It accepts various possibilities for filtering, consult its manual page for details.
When using the --unit option of journalctl, note that the services are docker containers and their logs show up under the docker service, and not under proxedo-api-security.
|
One option for checking a specific container’s logs is to use the
--identifier option for journalctl and specify the identifier of the component.
|
7.3.1. Understanding logs
As multiple pieces of software run in each container, there are two layers of logs in each containers' output.
The first field is always an ISO formatted date. Then the name of the process inside the container follows. The remaining fields are the output of the process itself.
In the below example, we see logs from the flow-director container. It prints output for processes called pre, pas-event-handler, flow-director and service-adaptor.
2021-04-20T09:15:30 pre Container starts
2021-04-20T09:15:33 pre INFO:confgen: Generating configuration files
2021-04-20T09:15:34 pas-event-handler INFO:SupervisordEventDispatcher:Dispatching event; processname='pre', eventname='PROCESS
2021-04-20T09:15:34 pas-event-handler INFO:SupervisordEventDispatcher:Process exited; processname=pre, success=True
2021-04-20T09:15:34 pas-event-handler INFO:SupervisordEventDispatcher:Starting main processes.
2021-04-20T09:15:34 pas-event-handler INFO:SupervisordEventDispatcher:Starting process; process='flow-director'
[...]
2021-04-20T09:15:37 flow-director 2021-04-20T09:15:37+0200: flow_builder.info(3) (nosession): Loaded plugin; [...]
2021-04-20T09:15:37 flow-director 2021-04-20T09:15:37+0200: flow_builder.info(3) (nosession): Loaded plugin; [...]
2021-04-20T09:15:37 flow-director 2021-04-20T09:15:37+0200: flow_builder.info(3) (nosession): Loaded plugin; [...]
2021-04-20T09:15:37 flow-director 2021-04-20T09:15:37+0200: flow_builder.info(3) (nosession): Loaded plugin; [...]
2021-04-20T09:15:37 flow-director 2021-04-20T09:15:37+0200: flow_builder.info(3) (nosession): Loaded plugin; [...]
2021-04-20T09:15:37 flow-director 2021-04-20T09:15:37+0200: flow_builder.info(3) (nosession): Loaded plugin; [...]

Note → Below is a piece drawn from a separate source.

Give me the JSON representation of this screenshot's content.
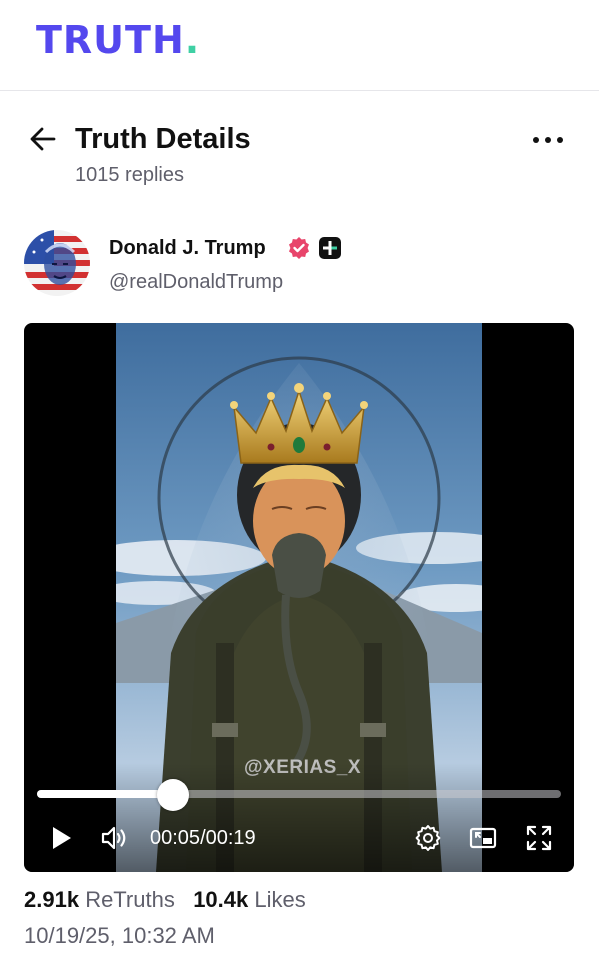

2021-04-20T09:15:37 flow-director 2021-04-20T09:15:37+0200: flow_builder.info(3) (nosession): Loaded plugin; [...]
2021-04-20T09:15:37 flow-director 2021-04-20T09:15:37+0200: flow_set.info(3) (nosession): Start building flows
[...]
2021-04-20T09:15:39 pas-event-handler INFO:SupervisordEventDispatcher:Starting process; process='service-adaptor'
[...]
2021-05-07T14:23:55 service-adaptor INFO:PASHealthCheck:All services are healthy.
2021-05-07T14:23:55 service-adaptor [pid: 47|app: 0|req: 223/223] 172.19.0.3 () {28 vars in 350 bytes} [Fri May 7 14:23:55 2021] [...]

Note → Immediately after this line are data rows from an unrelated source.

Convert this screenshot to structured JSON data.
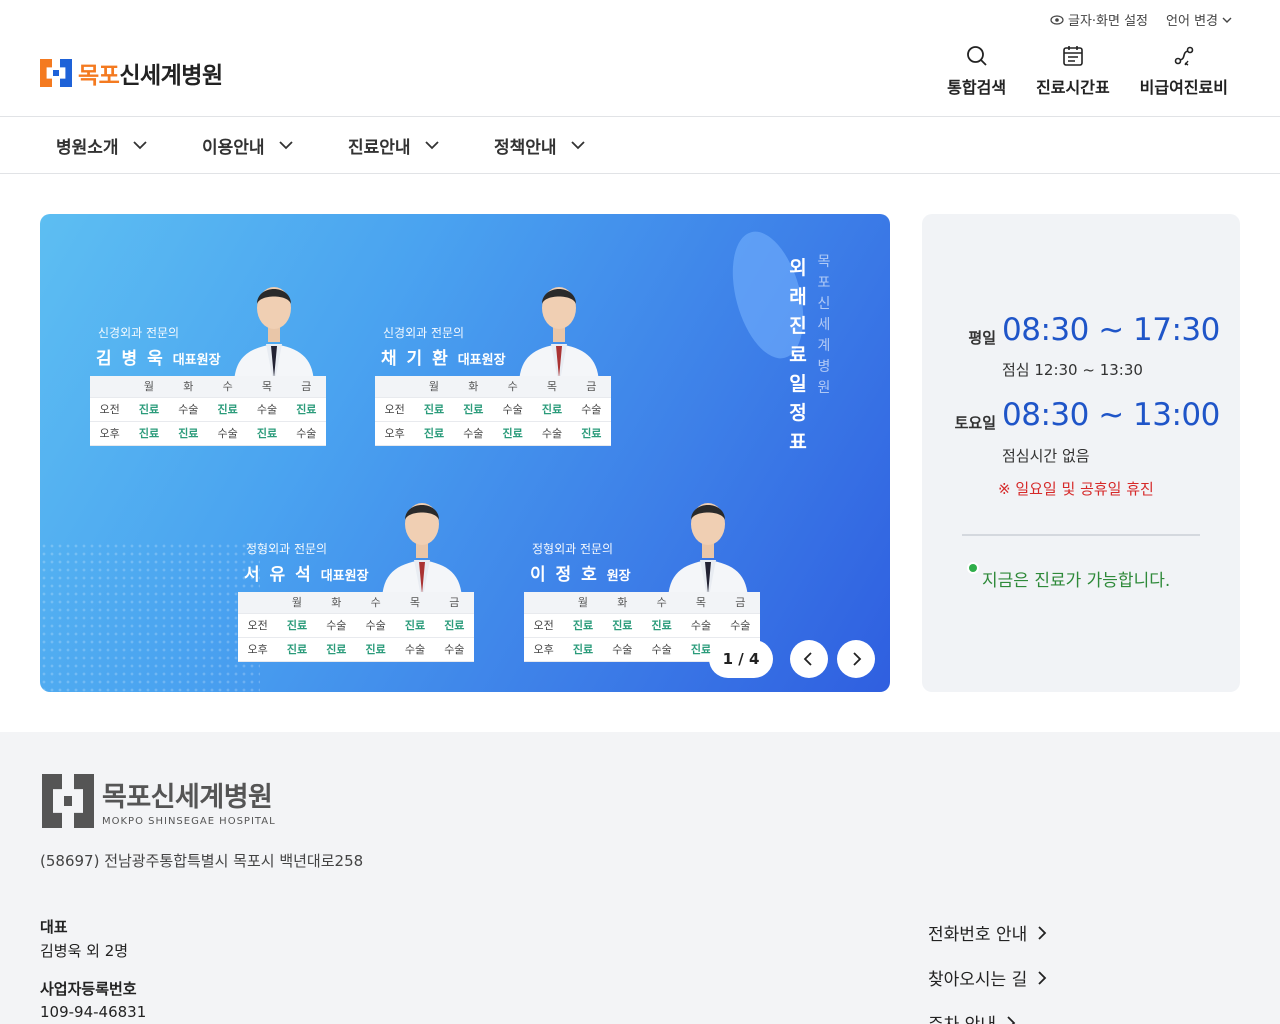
{
  "util": {
    "display_settings": "글자·화면 설정",
    "language": "언어 변경"
  },
  "logo": {
    "orange": "목포",
    "dark": "신세계병원"
  },
  "header_actions": [
    {
      "label": "통합검색",
      "icon": "search-icon"
    },
    {
      "label": "진료시간표",
      "icon": "calendar-icon"
    },
    {
      "label": "비급여진료비",
      "icon": "route-icon"
    }
  ],
  "gnb": [
    "병원소개",
    "이용안내",
    "진료안내",
    "정책안내"
  ],
  "banner": {
    "vertical_title": "외래진료일정표",
    "vertical_sub": "목포신세계병원",
    "pager": "1 / 4",
    "days": [
      "월",
      "화",
      "수",
      "목",
      "금"
    ],
    "am": "오전",
    "pm": "오후",
    "doctors": [
      {
        "specialty": "신경외과 전문의",
        "name": "김병욱",
        "title": "대표원장",
        "am": [
          "진료",
          "수술",
          "진료",
          "수술",
          "진료"
        ],
        "pm": [
          "진료",
          "진료",
          "수술",
          "진료",
          "수술"
        ]
      },
      {
        "specialty": "신경외과 전문의",
        "name": "채기환",
        "title": "대표원장",
        "am": [
          "진료",
          "진료",
          "수술",
          "진료",
          "수술"
        ],
        "pm": [
          "진료",
          "수술",
          "진료",
          "수술",
          "진료"
        ]
      },
      {
        "specialty": "정형외과 전문의",
        "name": "서유석",
        "title": "대표원장",
        "am": [
          "진료",
          "수술",
          "수술",
          "진료",
          "진료"
        ],
        "pm": [
          "진료",
          "진료",
          "진료",
          "수술",
          "수술"
        ]
      },
      {
        "specialty": "정형외과 전문의",
        "name": "이정호",
        "title": "원장",
        "am": [
          "진료",
          "진료",
          "진료",
          "수술",
          "수술"
        ],
        "pm": [
          "진료",
          "수술",
          "수술",
          "진료",
          ""
        ]
      }
    ]
  },
  "hours": {
    "weekday_label": "평일",
    "weekday_time": "08:30 ~ 17:30",
    "weekday_lunch": "점심 12:30 ~ 13:30",
    "saturday_label": "토요일",
    "saturday_time": "08:30 ~ 13:00",
    "saturday_lunch": "점심시간 없음",
    "closed_notice": "※ 일요일 및 공휴일 휴진",
    "status": "지금은 진료가 가능합니다."
  },
  "footer": {
    "logo_kr": "목포신세계병원",
    "logo_en": "MOKPO SHINSEGAE HOSPITAL",
    "address": "(58697) 전남광주통합특별시 목포시 백년대로258",
    "rep_label": "대표",
    "rep_value": "김병욱 외 2명",
    "biz_label": "사업자등록번호",
    "biz_value": "109-94-46831",
    "links": [
      "전화번호 안내",
      "찾아오시는 길",
      "주차 안내"
    ]
  },
  "colors": {
    "accent_blue": "#1f55c8",
    "brand_orange": "#f47a20",
    "status_green": "#2f8a3a",
    "warn_red": "#d62a2a"
  }
}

7.3.1.1. Flow Director and Transport Director logs
As from the API security perspective, the most important components are Flow Director and Transport Director, we discuss their logs more in detail. There are two important concepts related to these logs: categories and Session IDs.
-
Categories help filtering logs based on their relevance. They are composed of a component, a tag, and a severity, for example: http.info(3).
-
The component helps to identify the part of the solution. For the Transport Director this is usually core or http, for the Flow Director it is either core, or the Plugin’s type, such as serializer or enforcer.
-
The tag helps to define the type of the message. Usually one of info, error, debug, policy or accounting.
-
The severity defines how important the message is. It is a number between 1-9 where 1 is the highest.
-
-
Session ID helps identifying log lines that belong to the same session. This is especially important as the calls travel between the Transport Director and the Flow Director.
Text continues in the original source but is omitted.